In contrast to these studies, we did not limit our study to only patients with goiter, but instead screened based upon the presence of snoring symptoms. Thyroid enlargement is not the only factor that can lead to the presence of compressive symptoms, and therefore, our data are more representative of the greater population of patients with thyroid disease undergoing thyroidectomy. While we did not use objective measurements of improvement, such as formal sleep studies, we did use a well-established and validated questionnaire that was given preoperatively as well as postoperatively so that matched pair comparisons could be made. While this questionnaire is validated, the self-reporting nature of this survey is a limitation, as patients are asleep when their snoring occurs. However, most patients did have a spouse or family member with them at their pre- and postoperative visits who assisted the patient with the completion of the questionnaire. Since we do not routinely obtain CT preoperatively, we were unable to assess the degree of tracheal compression and thus determine whether or not imaging could predict who would benefit the most from thyroidectomy for symptoms of sleep apnea. Another limitation of this study was the small number of patients enrolled. However, despite the relatively small number and the mixed patient population, we did find statistically significant differences between our groups. Therefore, if we were to expand our study or to focus in on a narrower subset of patients, these differences would likely be even greater. Also, this is the largest study to date evaluating symptoms of snoring in patients undergoing thyroid surgery. By 8 weeks after surgery, most patients had resolution of their postoperative swelling, but before that time, postoperative swelling may have actually exacerbated some patient symptoms as witnessed by the rise in scores in some patients in the postoperative period.

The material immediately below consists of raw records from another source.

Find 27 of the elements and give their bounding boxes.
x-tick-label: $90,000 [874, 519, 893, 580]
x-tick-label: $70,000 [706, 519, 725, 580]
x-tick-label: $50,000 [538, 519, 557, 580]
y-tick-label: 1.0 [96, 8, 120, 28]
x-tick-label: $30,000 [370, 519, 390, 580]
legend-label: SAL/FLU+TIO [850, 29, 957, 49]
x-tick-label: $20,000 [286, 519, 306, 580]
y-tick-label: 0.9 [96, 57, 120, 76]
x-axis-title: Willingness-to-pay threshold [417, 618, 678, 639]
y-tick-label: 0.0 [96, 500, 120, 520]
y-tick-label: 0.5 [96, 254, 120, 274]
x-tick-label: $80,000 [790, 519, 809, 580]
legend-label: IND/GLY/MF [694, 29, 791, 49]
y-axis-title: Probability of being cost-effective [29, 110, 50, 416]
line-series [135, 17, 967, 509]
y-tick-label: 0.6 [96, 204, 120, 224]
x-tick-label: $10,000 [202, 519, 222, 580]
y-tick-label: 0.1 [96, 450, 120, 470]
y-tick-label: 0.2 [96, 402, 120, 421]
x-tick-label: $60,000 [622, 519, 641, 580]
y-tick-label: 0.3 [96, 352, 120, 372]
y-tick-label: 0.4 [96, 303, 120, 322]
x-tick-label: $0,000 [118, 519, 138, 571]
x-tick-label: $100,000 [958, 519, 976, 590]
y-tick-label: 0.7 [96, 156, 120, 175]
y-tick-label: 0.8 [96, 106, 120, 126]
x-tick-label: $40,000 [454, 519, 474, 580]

Our study demonstrated improvement in symptoms of sleep apnea before and after thyroid surgery using the Berlin Questionnaire. While our results are interesting, further studies are needed to determine the mechanism behind this improvement and to better define which group of patients will benefit most from thyroid surgery. Evaluation for thyroid disease should be included when evaluating a patient with symptoms of obstructive sleep apnea, as symptoms of sleep apnea may improve with thyroidectomy.
Footnotes
Disclosure Statement
No competing financial interests exist for any of the authors.